ENSAE 1A : nocturne

Le data scientiste est devenu populaire.

Il n'a pas toujours eu ce nom là.

Un jour, on m'a demandé ce que je faisais.

Devant un clavier la plupart du temps, j'ai d'abord pensé à Glenn Gould.

Trop poétique peut-être ? Que pourrait être un algorithme sinon de la musique ?

Et puis j'ai voulu faire un peu moins geek, un peu plus fun alors j'ai pensé à Joe Cocker.

Il est si droit quand il chante.

Bon en fait, quand je code, je mets Highway to Hell.

J'ai l'impression que ça fait fuir les bugs.

Mais je ne suis pas le seul que ça fait tripper.

Je fais aussi quelques infidélités.

On m'a dit finalement que j'étais un geek.

J'ai cru qu'on m'avait donné le nom de mon futur groupe de rock.

Personne n'est parfait :)

D'ailleurs, je suis plus doué pour le tennis.

Les personnes les plus riches sont des geeks

Quand j'étais petit, le mot geek n'existait pas.

Je cite les mots d'une élève de l'année dernière.

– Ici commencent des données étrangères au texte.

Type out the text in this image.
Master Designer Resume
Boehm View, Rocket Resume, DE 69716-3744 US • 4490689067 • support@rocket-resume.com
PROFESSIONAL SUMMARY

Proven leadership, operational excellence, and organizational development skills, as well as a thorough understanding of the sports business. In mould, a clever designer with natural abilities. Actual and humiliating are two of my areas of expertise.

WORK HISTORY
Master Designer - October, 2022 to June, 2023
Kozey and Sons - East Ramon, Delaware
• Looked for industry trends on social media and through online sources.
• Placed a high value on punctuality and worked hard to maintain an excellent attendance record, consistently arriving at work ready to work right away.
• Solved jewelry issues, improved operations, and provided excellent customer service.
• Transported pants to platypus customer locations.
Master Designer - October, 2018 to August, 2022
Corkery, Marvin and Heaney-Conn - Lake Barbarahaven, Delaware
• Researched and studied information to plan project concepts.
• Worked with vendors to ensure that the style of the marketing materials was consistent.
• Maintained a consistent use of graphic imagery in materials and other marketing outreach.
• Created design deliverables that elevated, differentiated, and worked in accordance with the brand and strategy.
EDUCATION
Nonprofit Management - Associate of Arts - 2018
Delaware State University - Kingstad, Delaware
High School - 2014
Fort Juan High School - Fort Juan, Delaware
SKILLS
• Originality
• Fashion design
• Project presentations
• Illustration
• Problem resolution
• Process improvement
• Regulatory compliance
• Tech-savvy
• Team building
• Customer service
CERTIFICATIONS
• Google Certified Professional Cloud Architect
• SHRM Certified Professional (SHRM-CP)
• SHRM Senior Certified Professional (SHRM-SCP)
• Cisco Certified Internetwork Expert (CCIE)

Mon premier binôme est un MPSI qui avait déjà fait un projet de programmation en classe préparatoire, ce qui me rassurait, si j’avais un problème. Le problème était qu’il avait déjà rencontré et surmonté depuis longtemps des obstacles que je ne rencontrais que maintenant. Non seulement c’était déresponsabilisant, car je n’avais jamais à chercher longtemps, mais aussi dévalorisant pour moi, car il n’y avait rien que je pouvais faire pour l’aider, même avec de la bonne volonté. Je me mettais des standards tellement élevés, je voulais que tout soit parfait dès le premier essai et atteindre un niveau qu’il était impossible d’atteindre dans le temps imparti. La joie n’était plus au rendez vous.

Après avoir changé de partenaire, c’était très différent : on avançait quasiment au même rythme, on pouvait dialoguer sur des problèmes de code et trouver la solution en commun. Alors qu’il est assez ennuyeux de se faire expliquer un code, cela devenait intéressant de bricoler petit à petit pour construire quelque chose qui marchait – l’activité redevenait ludique. En somme, ce projet m’a appris certaines choses qui sont valables partout : je pensais que c’était plus important de faire progresser le code que de progresser moi-même. Mais je me suis rendu compte que ça ne servait à rien de se mettre avec le meilleur pour un super résultat si l’on est incapable ensuite de le faire tout seul.

Il vaut mieux chercher de bonnes conditions pour progresser, pouvoir progresser en même temps que son binôme en apprenant à se faire confiance.